Et le moins qu’on puisse dire, c’est que ce titre tout mignon ne laisse absolument pas présager du contenu du film. Car s’il s’agit effectivement d’un dessin animé destiné aux enfants*, il n’en est pas moins dur. Très dur. L’introduction, qui nous révèle la Genèse selon les lapins, nous met immédiatement dans l’ambiance : l’espère lagomorphe vit en permanence avec la mort autour d’elle. Les lapins sont faibles, ils sont la proie désignée de tout ce qui vit, ils ne peuvent compter que sur leur ruse et leur vitesse… et de fait beaucoup vont mourir durant cette « escapade », qui n’est folle qu’au sens propre. Le film se rapproche beaucoup plus d’une série comme Les Animaux du bois de Quat’sous, où un groupe de bestioles devait émigrer à leurs risques et périls, qu’à une charmante aventure champêtre.

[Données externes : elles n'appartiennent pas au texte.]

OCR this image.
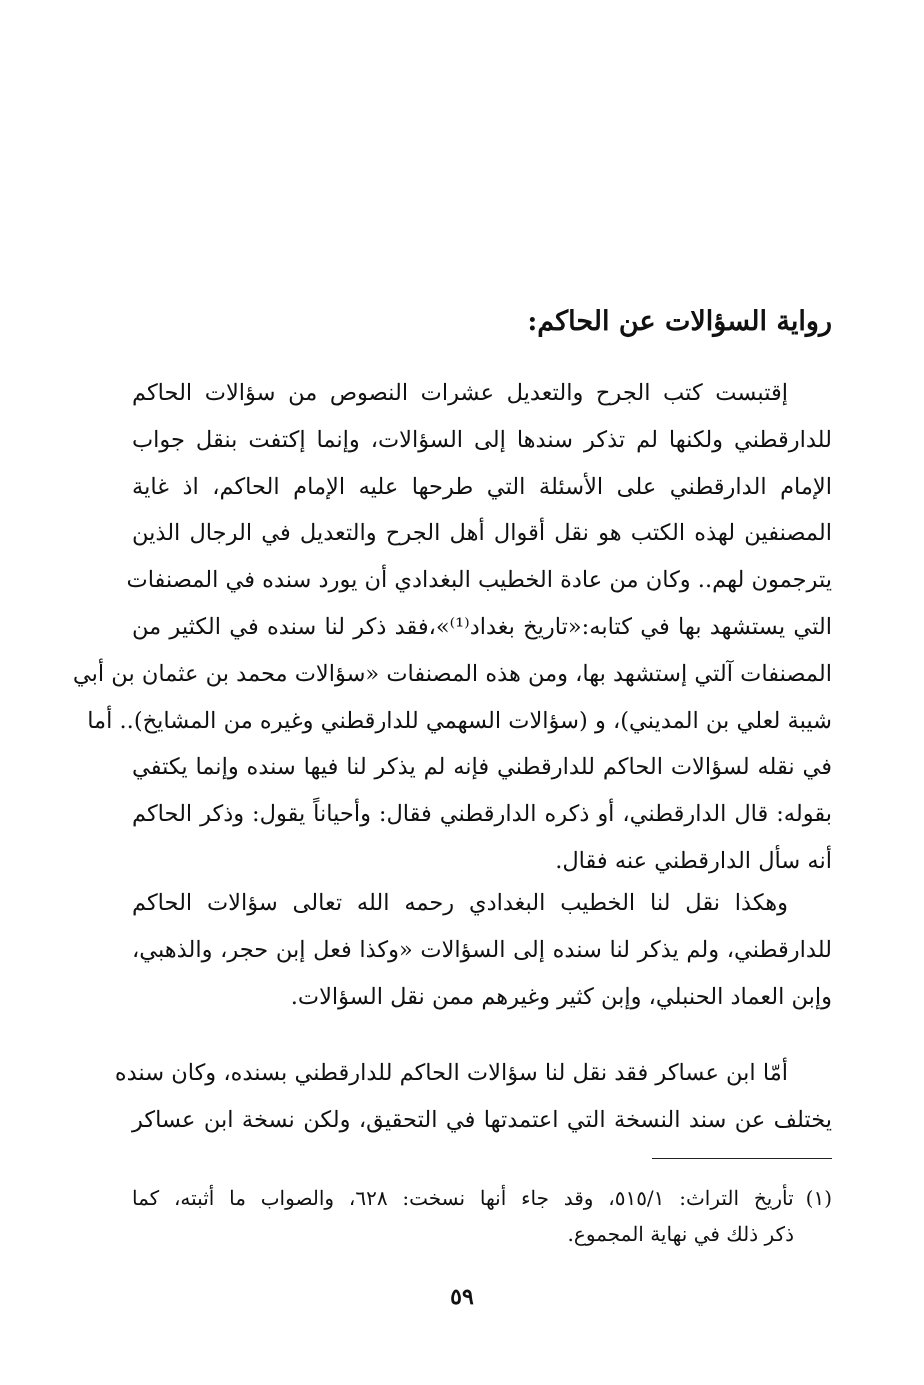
رواية السؤالات عن الحاكم:
إقتبست كتب الجرح والتعديل عشرات النصوص من سؤالات الحاكم
للدارقطني ولكنها لم تذكر سندها إلى السؤالات، وإنما إكتفت بنقل جواب
الإمام الدارقطني على الأسئلة التي طرحها عليه الإمام الحاكم، اذ غاية
المصنفين لهذه الكتب هو نقل أقوال أهل الجرح والتعديل في الرجال الذين
يترجمون لهم.. وكان من عادة الخطيب البغدادي أن يورد سنده في المصنفات
التي يستشهد بها في كتابه:«تاريخ بغداد⁽¹⁾»،فقد ذكر لنا سنده في الكثير من
المصنفات آلتي إستشهد بها، ومن هذه المصنفات «سؤالات محمد بن عثمان بن أبي
شيبة لعلي بن المديني)، و (سؤالات السهمي للدارقطني وغيره من المشايخ).. أما
في نقله لسؤالات الحاكم للدارقطني فإنه لم يذكر لنا فيها سنده وإنما يكتفي
بقوله: قال الدارقطني، أو ذكره الدارقطني فقال: وأحياناً يقول: وذكر الحاكم
أنه سأل الدارقطني عنه فقال.
وهكذا نقل لنا الخطيب البغدادي رحمه الله تعالى سؤالات الحاكم
للدارقطني، ولم يذكر لنا سنده إلى السؤالات «وكذا فعل إبن حجر، والذهبي،
وإبن العماد الحنبلي، وإبن كثير وغيرهم ممن نقل السؤالات.
أمّا ابن عساكر فقد نقل لنا سؤالات الحاكم للدارقطني بسنده، وكان سنده
يختلف عن سند النسخة التي اعتمدتها في التحقيق، ولكن نسخة ابن عساكر
(١)تأريخ التراث: ٥١٥/١، وقد جاء أنها نسخت: ٦٢٨، والصواب ما أثبته، كما
ذكر ذلك في نهاية المجموع.
٥٩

Les personnages, bien que visuellement ressemblants, se repèrent vite et possèdent tous une certaines profondeur. Cajou, le jeune leader qui s’impose rapidement comme chef-né. Merlin, son petit frère fragile mais doué de visions (sans doute le seul élément fantastique et un peu « facile » du film), Brocoli l’ex-flic bourru et débordant d’honneur…

Si l’animation a bien sûr vieilli**, si le doublage est très représentatif de ce qui se faisait à l’époque***, l’intrigue et l’ambiance assez lourde demeurent un cas d’école stupéfiant de ce que peut être un film d’animation jeunesse dont on aurait soigneusement extrait toute la mièvrerie (le film est présenté comme visible « à partir de six ans »). Les scènes de vision de Merlin, des champs se couvrant de sang sur une musique sinistre, pose immédiatement une ambiance glaçante. Les passages mettant en scène les Afrafra, un peuple de lapins dirigé par un despote borgne qui fera cauchemarder des générations entières, en dit plus long sur l’esclavage et la dictature que bien des films hollywoodiens. Et l’aspect « Exode » de la horde de lapins, leur vision de l’existence sous la forme d’une fuite éternelle face à un monde ennemi, n’est pas sans susciter une forte résonnance spirituelle.

La Folle Escapade est un film à voir. S’il a quelques défauts de rythme dus à son âge, il reste un long-métrage surprenant à connaître et à faire connaître aux jeunes, et moins jeunes.

La Folle Escapade, Martin Rosen, 1978
* En fait c’est une adaptation du roman Watership Down de Richard Adams (1972). Il existe en français sous le titre Les Garennes de Watership Down. Apparemment il y aurait des références à ce roman dans la série Lost, et dans une scène de Donnie Darko dont je ne me souviens absolument pas…

** Pour comparaison, Les Aventures de Bernard et Bianca sortait l’année précédente aux États-Unis. L’animation de Watership Down n’a pas trop à pâlir face à son concurrent américain (quoique les studios Disney eussent alors le bec dans l’eau).

*** On retrouve d’ailleurs tous les doubleurs français connus : Roger Carel, Philippe Dumat, Alain Dorval, Pierre Hatet… ils y mettent du cœur, et entendre Roger Carel énoncer avec l'accent allemand « Il faut des lapines pour lapiner » dans un film pour enfants reste un plaisir rare.